Samedi 12 Janvier 2019. 14h00. Toulouse. Allez, viens, j’t’emmène…
…ENGAGEMENT, QUAND TU NOUS TIENS…
Place Wilson, me voici. Yeux grands ouverts, oreilles bien tendues et écharpe bien enroulée autour du cou, me voici prête pour pouvoir vous faire un retour sur situation.
Malgré le froid, plusieurs centaines de personnes ont décidé de prendre un grand bol d’air frais aujourd’hui, munies d’un gilet jaune, ou non. Je remarque que l’ambiance est toujours aussi conviviale. Je sonde les lieux, je fais un petit tour d’horizon, ce rassemblement n’est pas exclusif, des jeunes, des retraités, des chômeurs, des personnes révoltées ainsi que les courageux T-shirts blancs, secouristes bénévoles. Bref, le mouvement n’a pas l’air de désemplir.
Quelques personnes extérieures jettent un œil, dont certaines avec un œil désapprobateur, la plus part avec des poches plein les mains. H&M, Mango, San Marina et j’en passe… Sans oublier bien sûr, la nouvelle star de Toulouse, Primark ! Pas de panique, leurs sachets sont en papiers kraft. C’est alors que cela me revient en mémoire, nous sommes le 1er samedi des soldes…
…EN AVANT, MARCHE…
Le départ est lancé, se sera à gauche sur le boulevard Lascrosse que les premiers fouleurs du bitume toulousain se lanceront. Digne d’une manifestation sportive, l’axe est bloqué aux voitures, seuls quelques cyclistes livreurs tentent de se frayer un chemin. La météo se montre clémente, les banderoles se dressent, les chants donnent le rythme gaiement. Naviguant de droite à gauche, d’avant en arrière, je suis surprise du nombre croissant de personnes rejoignant les rangs au fur et à mesure.
Autant, des gilets jaunes, j’en vois à perte de vue, autant, des uniformes noirs, je n’en vois quasiment pas. J’avoue que cela m’interpelle. Où sont-ils ? Vont-ils faire une apparition surprise ? L’esprit un poil préoccupé, je continue ma marche rapide.
Toujours sur le boulevard, j’aperçois au loin des drapeaux rouges. La CGT s’invite et ils seront accueillis en chansons et sous des applaudissements. Toujours plus nombreux, la tête du troupeau prend la tangente place Arnaud Bernard. Nous voici dans les petites rues. Commerçants devant leur devanture, des sourires s’échangent. J’en profite pour découvrir de nouveaux lieux. Puis, un peu plus loin, je remarque une femme, blouse blanche, mégaphone en main, les infirmières et infirmiers de Toulouse sont de la partie, aussi.
…LE SERPENT QUI NE SE MORDRA JAMAIS LA QUEUE…

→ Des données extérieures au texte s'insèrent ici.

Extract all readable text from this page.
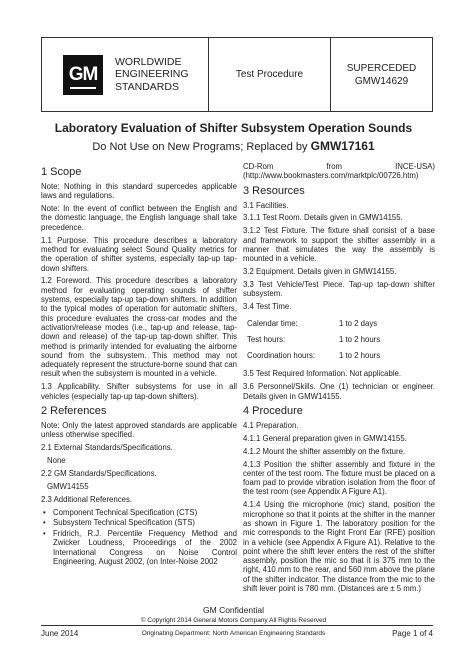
GM
WORLDWIDE
ENGINEERING
STANDARDS
Test Procedure
SUPERCEDED
GMW14629
Laboratory Evaluation of Shifter Subsystem Operation Sounds
Do Not Use on New Programs; Replaced by GMW17161
1 Scope

Note: Nothing in this standard supercedes applicable laws and regulations.

Note: In the event of conflict between the English and the domestic language, the English language shall take precedence.

1.1 Purpose. This procedure describes a laboratory method for evaluating select Sound Quality metrics for the operation of shifter systems, especially tap-up tap-down shifters.

1.2 Foreword. This procedure describes a laboratory method for evaluating operating sounds of shifter systems, especially tap-up tap-down shifters. In addition to the typical modes of operation for automatic shifters, this procedure evaluates the cross-car modes and the activation/release modes (i.e., tap-up and release, tap-down and release) of the tap-up tap-down shifter. This method is primarily intended for evaluating the airborne sound from the subsystem. This method may not adequately represent the structure-borne sound that can result when the subsystem is mounted in a vehicle.

1.3 Applicability. Shifter subsystems for use in all vehicles (especially tap-up tap-down shifters).

2 References

Note: Only the latest approved standards are applicable unless otherwise specified.

2.1 External Standards/Specifications.

None

2.2 GM Standards/Specifications.

GMW14155

2.3 Additional References.

• Component Technical Specification (CTS)
• Subsystem Technical Specification (STS)
• Fridrich, R.J. Percentile Frequency Method and Zwicker Loudness, Proceedings of the 2002 International Congress on Noise Control Engineering, August 2002, (on Inter-Noise 2002

CD-Rom from INCE-USA)

(http://www.bookmasters.com/marktplc/00726.htm)

3 Resources

3.1 Facilities.

3.1.1 Test Room. Details given in GMW14155.

3.1.2 Test Fixture. The fixture shall consist of a base and framework to support the shifter assembly in a manner that simulates the way the assembly is mounted in a vehicle.

3.2 Equipment. Details given in GMW14155.

3.3 Test Vehicle/Test Piece. Tap-up tap-down shifter subsystem.

3.4 Test Time.

Calendar time:	1 to 2 days
Test hours:	1 to 2 hours
Coordination hours:	1 to 2 hours

3.5 Test Required Information. Not applicable.

3.6 Personnel/Skills. One (1) technician or engineer. Details given in GMW14155.

4 Procedure

4.1 Preparation.

4.1.1 General preparation given in GMW14155.

4.1.2 Mount the shifter assembly on the fixture.

4.1.3 Position the shifter assembly and fixture in the center of the test room. The fixture must be placed on a foam pad to provide vibration isolation from the floor of the test room (see Appendix A Figure A1).

4.1.4 Using the microphone (mic) stand, position the microphone so that it points at the shifter in the manner as shown in Figure 1. The laboratory position for the mic corresponds to the Right Front Ear (RFE) position in a vehicle (see Appendix A Figure A1). Relative to the point where the shift lever enters the rest of the shifter assembly, position the mic so that it is 375 mm to the right, 410 mm to the rear, and 560 mm above the plane of the shifter indicator. The distance from the mic to the shift lever point is 780 mm. (Distances are ± 5 mm.)

GM Confidential
© Copyright 2014 General Motors Company All Rights Reserved
June 2014	Originating Department: North American Engineering Standards	Page 1 of 4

Les premiers se retrouveront encore une fois sur le boulevard alors que la fin du cortège n’aura toujours pas eu l’occasion de marcher sur les pavés des petites ruelles. Je vous laisse imaginer la longueur de l’évènement… Un vrai serpent dont la tête marque une pause au niveau de Jeanne D’Arc, où j’ai le plaisir de les voir, les hommes de l’ombre. Malgré leur présence, leur calme m’intrigue de plus en plus…

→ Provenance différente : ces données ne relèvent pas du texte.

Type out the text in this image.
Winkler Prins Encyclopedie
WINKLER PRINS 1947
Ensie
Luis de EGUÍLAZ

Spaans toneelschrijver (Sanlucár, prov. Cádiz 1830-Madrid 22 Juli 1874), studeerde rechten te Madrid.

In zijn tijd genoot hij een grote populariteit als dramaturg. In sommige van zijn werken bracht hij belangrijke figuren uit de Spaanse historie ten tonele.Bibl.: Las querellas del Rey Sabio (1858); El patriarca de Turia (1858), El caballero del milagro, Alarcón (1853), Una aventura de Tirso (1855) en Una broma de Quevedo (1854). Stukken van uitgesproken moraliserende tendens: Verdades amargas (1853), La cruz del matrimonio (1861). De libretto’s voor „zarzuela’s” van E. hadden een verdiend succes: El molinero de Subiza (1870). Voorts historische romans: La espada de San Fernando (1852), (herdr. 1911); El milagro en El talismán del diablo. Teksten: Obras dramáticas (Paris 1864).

De nouveau en mouvement, les manifestants passent devant Primark, dont les grilles se trouvent baissées. Peut-être avaient-ils peur des ruptures de stock ? Après tout, nous sommes en période de soldes ! Malgré quelques mots d’Amour échangés avec les forces de l’ordre, la direction du Capitole devient évidente. Devançant les autres, me voici perchée à l’autre bout de la place afin de prendre conscience du nombre de présents. Après une petite pause de quelques minutes, voici le serpent ondulant vers Alsace Lorraine.

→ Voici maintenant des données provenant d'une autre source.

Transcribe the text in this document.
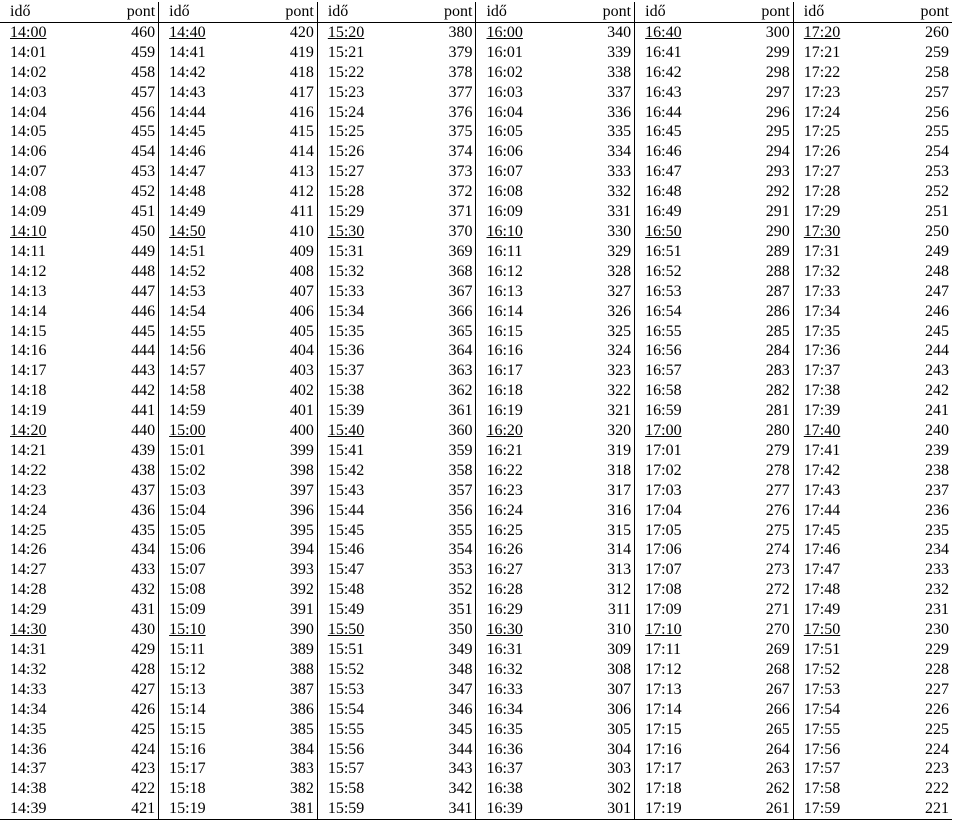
idő	pont	idő	pont	idő	pont	idő	pont	idő	pont	idő	pont
14:00	460	14:40	420	15:20	380	16:00	340	16:40	300	17:20	260
14:01	459	14:41	419	15:21	379	16:01	339	16:41	299	17:21	259
14:02	458	14:42	418	15:22	378	16:02	338	16:42	298	17:22	258
14:03	457	14:43	417	15:23	377	16:03	337	16:43	297	17:23	257
14:04	456	14:44	416	15:24	376	16:04	336	16:44	296	17:24	256
14:05	455	14:45	415	15:25	375	16:05	335	16:45	295	17:25	255
14:06	454	14:46	414	15:26	374	16:06	334	16:46	294	17:26	254
14:07	453	14:47	413	15:27	373	16:07	333	16:47	293	17:27	253
14:08	452	14:48	412	15:28	372	16:08	332	16:48	292	17:28	252
14:09	451	14:49	411	15:29	371	16:09	331	16:49	291	17:29	251
14:10	450	14:50	410	15:30	370	16:10	330	16:50	290	17:30	250
14:11	449	14:51	409	15:31	369	16:11	329	16:51	289	17:31	249
14:12	448	14:52	408	15:32	368	16:12	328	16:52	288	17:32	248
14:13	447	14:53	407	15:33	367	16:13	327	16:53	287	17:33	247
14:14	446	14:54	406	15:34	366	16:14	326	16:54	286	17:34	246
14:15	445	14:55	405	15:35	365	16:15	325	16:55	285	17:35	245
14:16	444	14:56	404	15:36	364	16:16	324	16:56	284	17:36	244
14:17	443	14:57	403	15:37	363	16:17	323	16:57	283	17:37	243
14:18	442	14:58	402	15:38	362	16:18	322	16:58	282	17:38	242
14:19	441	14:59	401	15:39	361	16:19	321	16:59	281	17:39	241
14:20	440	15:00	400	15:40	360	16:20	320	17:00	280	17:40	240
14:21	439	15:01	399	15:41	359	16:21	319	17:01	279	17:41	239
14:22	438	15:02	398	15:42	358	16:22	318	17:02	278	17:42	238
14:23	437	15:03	397	15:43	357	16:23	317	17:03	277	17:43	237
14:24	436	15:04	396	15:44	356	16:24	316	17:04	276	17:44	236
14:25	435	15:05	395	15:45	355	16:25	315	17:05	275	17:45	235
14:26	434	15:06	394	15:46	354	16:26	314	17:06	274	17:46	234
14:27	433	15:07	393	15:47	353	16:27	313	17:07	273	17:47	233
14:28	432	15:08	392	15:48	352	16:28	312	17:08	272	17:48	232
14:29	431	15:09	391	15:49	351	16:29	311	17:09	271	17:49	231
14:30	430	15:10	390	15:50	350	16:30	310	17:10	270	17:50	230
14:31	429	15:11	389	15:51	349	16:31	309	17:11	269	17:51	229
14:32	428	15:12	388	15:52	348	16:32	308	17:12	268	17:52	228
14:33	427	15:13	387	15:53	347	16:33	307	17:13	267	17:53	227
14:34	426	15:14	386	15:54	346	16:34	306	17:14	266	17:54	226
14:35	425	15:15	385	15:55	345	16:35	305	17:15	265	17:55	225
14:36	424	15:16	384	15:56	344	16:36	304	17:16	264	17:56	224
14:37	423	15:17	383	15:57	343	16:37	303	17:17	263	17:57	223
14:38	422	15:18	382	15:58	342	16:38	302	17:18	262	17:58	222
14:39	421	15:19	381	15:59	341	16:39	301	17:19	261	17:59	221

L’échange avec les commerçants n’a rien à voir. Les grilles se ferment les unes après les autres comme pourrait se dérouler un tapis rouge. Certains se voient garder leurs clients à l’intérieur comme s’ils cherchaient à les protéger d’une menace. Pourtant, se fier aux apparences n’est pas une solution, tous les reptiles ne sont pas venimeux… Heureusement, des bandas sont là pour rendre ce moment chaleureux et convivial. Cela permettra à certains de danser, de rentrer dans le rythme, un petit moment d’évasion sur des notes de féria. Bref, comme un samedi après-midi en pleine période de consommation à outrance à Toulouse, le centre-ville se voit, non pas être noir mais plutôt jaune de monde. À la différence que les motivations ne semblent pas être les mêmes…
…LES MINUTES DÉFILENT…
Malgré quelques messages peints sur certaines façades, quelques petits feux d’artifice lancés en l’air, quelques pieds de feus rouges en feu, aucune casse n’est à déclarer. Au vue des réactions, il faut bien remarquer que cela est loin d’être toléré par la plupart des participants. Moi-même un peu déçue de voir cela, je remarque quelques personnes en civils, décrivant des personnes au comportement soupçonneux par téléphone. Premières interpellations ?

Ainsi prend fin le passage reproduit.